Und wie immer gibt es natürlich auch den goldenen Mittelweg: Man fährt gemütlich, aber trödelt nicht und macht Rast, wann immer man Lust hat, Hunger verspürt oder einfach mal ein Päuschen braucht, um die Beine zu vertreten. Man schläft, falls man ein Hotel findet. Oder man übernachtet auch mal auf einem geschützten und beleuchteten Parkplatz im Auto und kommt relativ entspannt nach rund zwei Tagen in der Türkei an. Ab Kapikule trennen sich dann die Wege. Die Fahrtrichtung orientiert sich daran, ob man in die Heimat im Südosten, zum Schwarzmeer oder an die Küstenprovinzen im Südwesten möchte.
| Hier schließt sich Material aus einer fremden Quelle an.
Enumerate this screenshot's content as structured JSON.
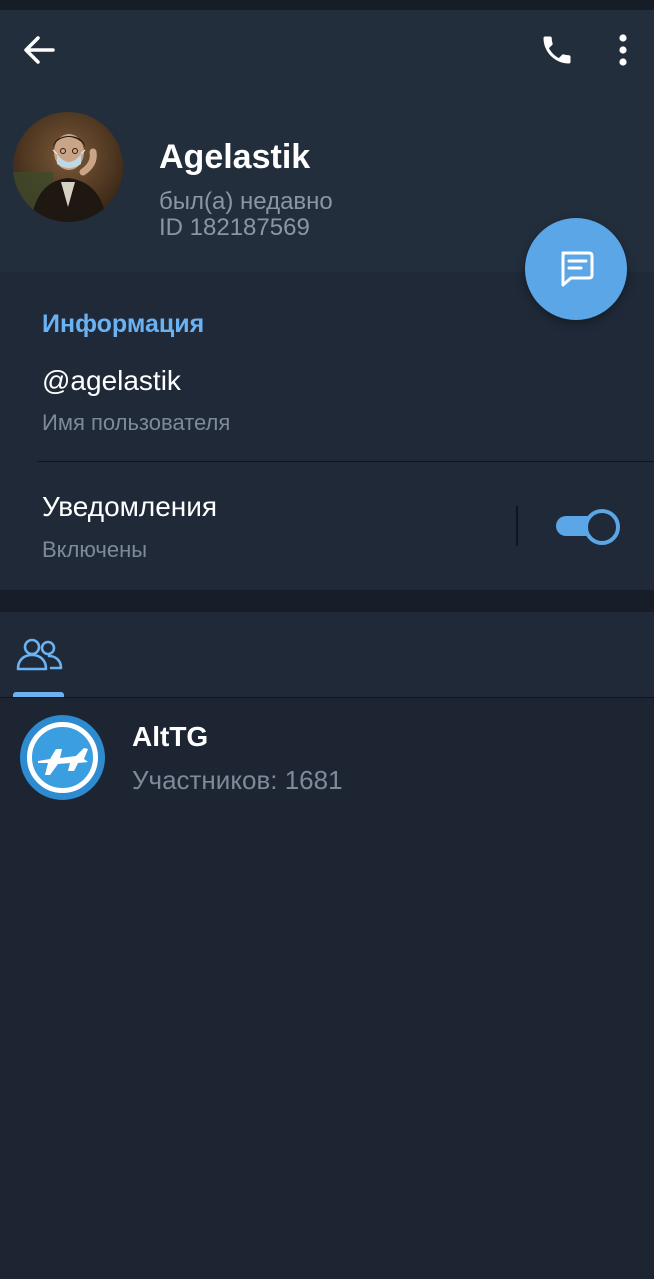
{
  "header": {
    "name": "Agelastik",
    "last_seen": "был(а) недавно",
    "user_id": "ID 182187569",
    "icons": {
      "back": "arrow-back-icon",
      "call": "phone-icon",
      "more": "more-vertical-icon",
      "message": "message-icon"
    }
  },
  "info": {
    "title": "Информация",
    "username": "@agelastik",
    "username_caption": "Имя пользователя",
    "notifications_label": "Уведомления",
    "notifications_status": "Включены",
    "notifications_enabled": true
  },
  "tabs": {
    "groups_icon": "groups-icon"
  },
  "groups": [
    {
      "name": "AltTG",
      "members": "Участников: 1681"
    }
  ],
  "colors": {
    "accent": "#6ab2f2",
    "fab": "#5ba6e6",
    "header_bg": "#232e3d",
    "page_bg": "#1d2532",
    "secondary_text": "#7e8a9a"
  }
}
Warum sollte man sich das antun?

Eine gute Frage, wo das Fliegen doch mittlerweile erschwinglich und so viel schneller ist. Doch viele Reisende möchten auch in der Türkei mobil sein und ihren Urlaub an verschiedenen Orten verbringen. Ganz unabhängig von öffentlichen Verkehrsmitteln oder Mietwagen. Zum anderen kann man mit dem Auto natürlich auch viel mehr Gepäck mitnehmen, als das beim Fliegen der Fall wäre. Und natürlich der wichtigste Grund: Mit vielen Personen kann die Fahrt mit dem Auto wesentlich günstiger sein. Für eine vier- oder fünfköpfige Familie sind die Flugtickets in der Hauptsaison schon ein erheblicher Kostenfaktor. Selbst als Frühbucher. Hier werden bei fünf Hin- und Rückreise-Tickets auch mal 3000 Euro fällig. Da ist die Fahrt mit dem Auto natürlich wesentlich preisgünstiger.

Sonnenblumenfelder wohin man sieht (Bild: dha)

Aber für viele ist es auch das Gefühl, das Heimatland oder das Land, in dem man Wurzeln hat, einmal von einer anderen Seite zu sehen. Nichts geht über das Gefühl, die letzte Grenze hinter sich gebracht zu haben und die Sonnenblumenfelder außerhalb von Edirne zu sehen. Die letzten Kilometer, bevor man im eigenen Haus, bei der Familie oder im Hotel ankommt, sind das, was uns dann erst so richtig in Urlaubsstimmung versetzt.Doch nicht nur für Menschen mit Wurzeln in der Türkei ist der Trip über den Sila Yolu ein Abenteuer. Man trifft an den Grenzen auch viele Deutsche, die einfach Lust auf einen Roadtrip haben. Und es lohnt sich wirklich, im Urlaub sieben Länder zu sehen, wenn man die südliche Route wählt.